When we think of death onstage, we seem to be obsessed with the idea of this grandeur display of how it is enacted. The blood. The horror, the sinking disgust that both the character / performer and their audiences have to sit with.
Kembali is different. There is a sense of care that hangs in the air when being with these older women. These women have lived, much longer than I, much longer than the organisers of Both Sides, much longer than their potential audiences.
I wondered, quietly. If it is blasphemous to reconnect this sentiment with performance. In creating, we kembali to things that seem minute at a glance. They magnify when we rework, reconstruct, rebuild them.
To ask an old person what they think about death might be a slippery slope. The person themself is already more than acquainted with the subject. To ask feels almost rude. How can you ask someone so “close” to death what they feel, especially that their days seem to be more numbered? Let alone ask them to perform with you – complicit in another simultaneous death while onstage?

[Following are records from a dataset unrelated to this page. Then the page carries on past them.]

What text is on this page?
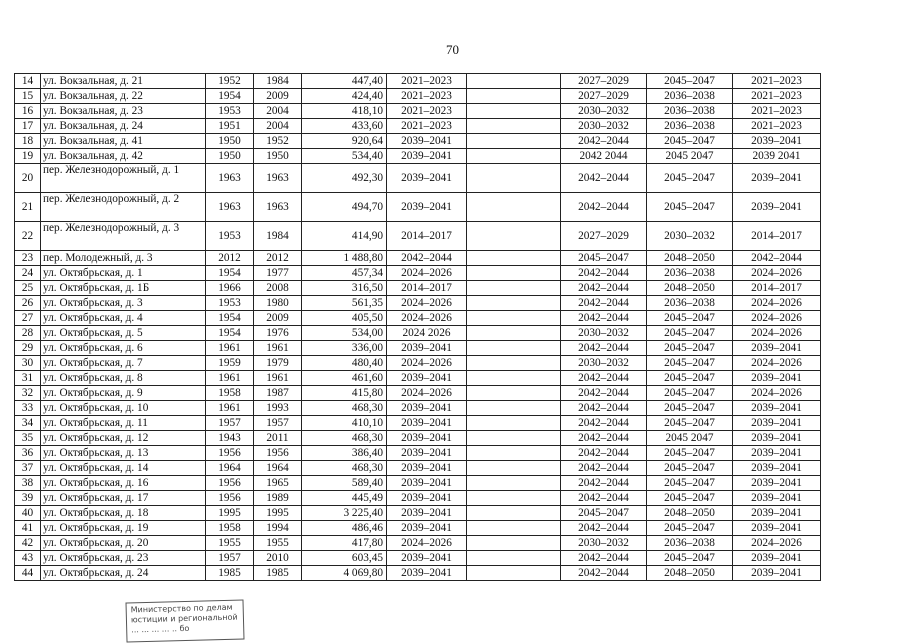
70
14	ул. Вокзальная, д. 21	1952	1984	447,40	2021–2023		2027–2029	2045–2047	2021–2023
15	ул. Вокзальная, д. 22	1954	2009	424,40	2021–2023		2027–2029	2036–2038	2021–2023
16	ул. Вокзальная, д. 23	1953	2004	418,10	2021–2023		2030–2032	2036–2038	2021–2023
17	ул. Вокзальная, д. 24	1951	2004	433,60	2021–2023		2030–2032	2036–2038	2021–2023
18	ул. Вокзальная, д. 41	1950	1952	920,64	2039–2041		2042–2044	2045–2047	2039–2041
19	ул. Вокзальная, д. 42	1950	1950	534,40	2039–2041		2042 2044	2045 2047	2039 2041
20	пер. Железнодорожный, д. 1	1963	1963	492,30	2039–2041		2042–2044	2045–2047	2039–2041
21	пер. Железнодорожный, д. 2	1963	1963	494,70	2039–2041		2042–2044	2045–2047	2039–2041
22	пер. Железнодорожный, д. 3	1953	1984	414,90	2014–2017		2027–2029	2030–2032	2014–2017
23	пер. Молодежный, д. 3	2012	2012	1 488,80	2042–2044		2045–2047	2048–2050	2042–2044
24	ул. Октябрьская, д. 1	1954	1977	457,34	2024–2026		2042–2044	2036–2038	2024–2026
25	ул. Октябрьская, д. 1Б	1966	2008	316,50	2014–2017		2042–2044	2048–2050	2014–2017
26	ул. Октябрьская, д. 3	1953	1980	561,35	2024–2026		2042–2044	2036–2038	2024–2026
27	ул. Октябрьская, д. 4	1954	2009	405,50	2024–2026		2042–2044	2045–2047	2024–2026
28	ул. Октябрьская, д. 5	1954	1976	534,00	2024 2026		2030–2032	2045–2047	2024–2026
29	ул. Октябрьская, д. 6	1961	1961	336,00	2039–2041		2042–2044	2045–2047	2039–2041
30	ул. Октябрьская, д. 7	1959	1979	480,40	2024–2026		2030–2032	2045–2047	2024–2026
31	ул. Октябрьская, д. 8	1961	1961	461,60	2039–2041		2042–2044	2045–2047	2039–2041
32	ул. Октябрьская, д. 9	1958	1987	415,80	2024–2026		2042–2044	2045–2047	2024–2026
33	ул. Октябрьская, д. 10	1961	1993	468,30	2039–2041		2042–2044	2045–2047	2039–2041
34	ул. Октябрьская, д. 11	1957	1957	410,10	2039–2041		2042–2044	2045–2047	2039–2041
35	ул. Октябрьская, д. 12	1943	2011	468,30	2039–2041		2042–2044	2045 2047	2039–2041
36	ул. Октябрьская, д. 13	1956	1956	386,40	2039–2041		2042–2044	2045–2047	2039–2041
37	ул. Октябрьская, д. 14	1964	1964	468,30	2039–2041		2042–2044	2045–2047	2039–2041
38	ул. Октябрьская, д. 16	1956	1965	589,40	2039–2041		2042–2044	2045–2047	2039–2041
39	ул. Октябрьская, д. 17	1956	1989	445,49	2039–2041		2042–2044	2045–2047	2039–2041
40	ул. Октябрьская, д. 18	1995	1995	3 225,40	2039–2041		2045–2047	2048–2050	2039–2041
41	ул. Октябрьская, д. 19	1958	1994	486,46	2039–2041		2042–2044	2045–2047	2039–2041
42	ул. Октябрьская, д. 20	1955	1955	417,80	2024–2026		2030–2032	2036–2038	2024–2026
43	ул. Октябрьская, д. 23	1957	2010	603,45	2039–2041		2042–2044	2045–2047	2039–2041
44	ул. Октябрьская, д. 24	1985	1985	4 069,80	2039–2041		2042–2044	2048–2050	2039–2041
Министерство по делам
юстиции и региональной
... ... ... ... .. бо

Death in itself, proven by the existence of these women, is nearly ephemeral. When someone dies, we may live on posthumously. Through photos, prayers, visits to a grave. When one thinks about it, death seems more like it is for the living than it is for the dead. Maybe that is why we are choosing to talk about it, regardless of the medium. Life is quick, fast-paced, forever changing. But death is certain. A part of life, a part of us.

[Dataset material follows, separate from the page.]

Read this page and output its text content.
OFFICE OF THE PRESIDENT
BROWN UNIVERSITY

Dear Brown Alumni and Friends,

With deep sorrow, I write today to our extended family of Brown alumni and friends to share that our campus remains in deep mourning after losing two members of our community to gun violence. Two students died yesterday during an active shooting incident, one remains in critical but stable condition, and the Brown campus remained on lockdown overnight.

In theatre, there is a lot of emphasis on pretending. Which is not very different from how we navigate real life. But the difference is how deliberate it is.
Kembali’s core visual lies in the act of seeking forgiveness. The tableaux of older women – or makciks as we know them – extending their hands to each other. Kissing or placing the skin of their foreheads gently onto the other person’s palm.

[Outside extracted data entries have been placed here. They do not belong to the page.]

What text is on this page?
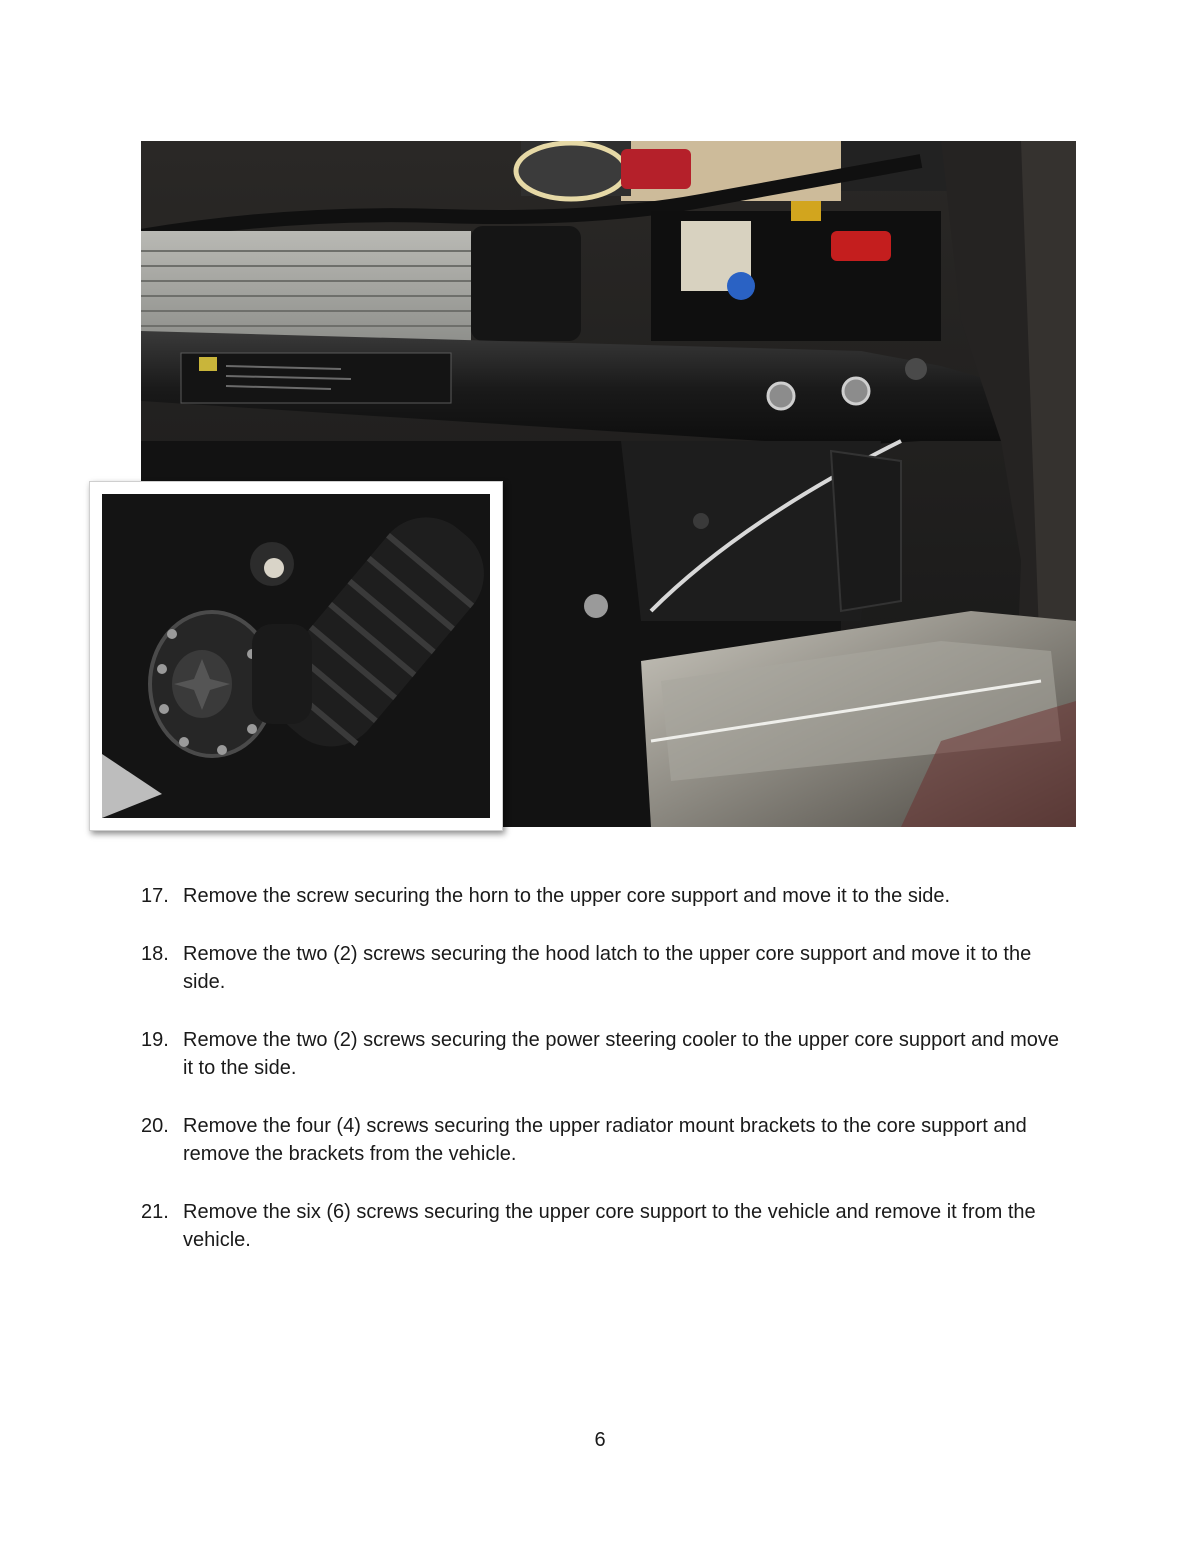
17. Remove the screw securing the horn to the upper core support and move it to the side.
18. Remove the two (2) screws securing the hood latch to the upper core support and move it to the side.
19. Remove the two (2) screws securing the power steering cooler to the upper core support and move it to the side.
20. Remove the four (4) screws securing the upper radiator mount brackets to the core support and remove the brackets from the vehicle.
21. Remove the six (6) screws securing the upper core support to the vehicle and remove it from the vehicle.
6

Within the Malay-Muslim community, this act carries a great weight of ikhlas. To be genuine about why you are asking for forgiveness and who you are seeking it from.
It’s just like performing. You have an action. You take that action, and give it intention. And when something has intention, it has a purpose. It can mean something greater than yourself.
As I sit in the rehearsal, I wonder if these older women know. If they know about the weight that comes with this image, magnified on a stage. I can see it already, in the back of my mind. The living room ritual spelled out for the public – now for non-Malay-Muslims to pick apart and dissect. If there is anything beyond what you see. If this act of forgiveness – can be something that can be left to interpretation.
I also wonder what God thinks. Do They think it’s blasphemous? Do They wonder why we humans have such a strong fascination with the rituals They created, if Their creations have turned out more complicated beyond divine knowledge?
It is easy to make assumptions. It is even easier to form biases, and it transposes into the way we make, feel and do.
As an amateur art critic, I have always found myself to be harsh. I can rip apart a piece to shreds – conveniently forgetting the things that go into making a work. A final performance always feels definitive. That is the version of the artwork that you will see, on that night, that matinee, that gallery timing.
But art itself transcends beyond the human eye, hand and body.
Art goes beyond. It goes beyond life and death. The act of art making, as we continually try to politicise, to make ‘correct’ – when it has always been inclusive and non discriminatory. To be complicit in art, is to ensure that even the people you least expect can be part of it. When the flowers are thrown, or passed to the usher – you acknowledge. You acknowledge life, death, and everything that comes in between.
Perhaps in Kembali – in being the artist, the witness, God – we try to stop life for a time, just for a moment. We can make an attempt to make a stillness in a world that is constantly changing.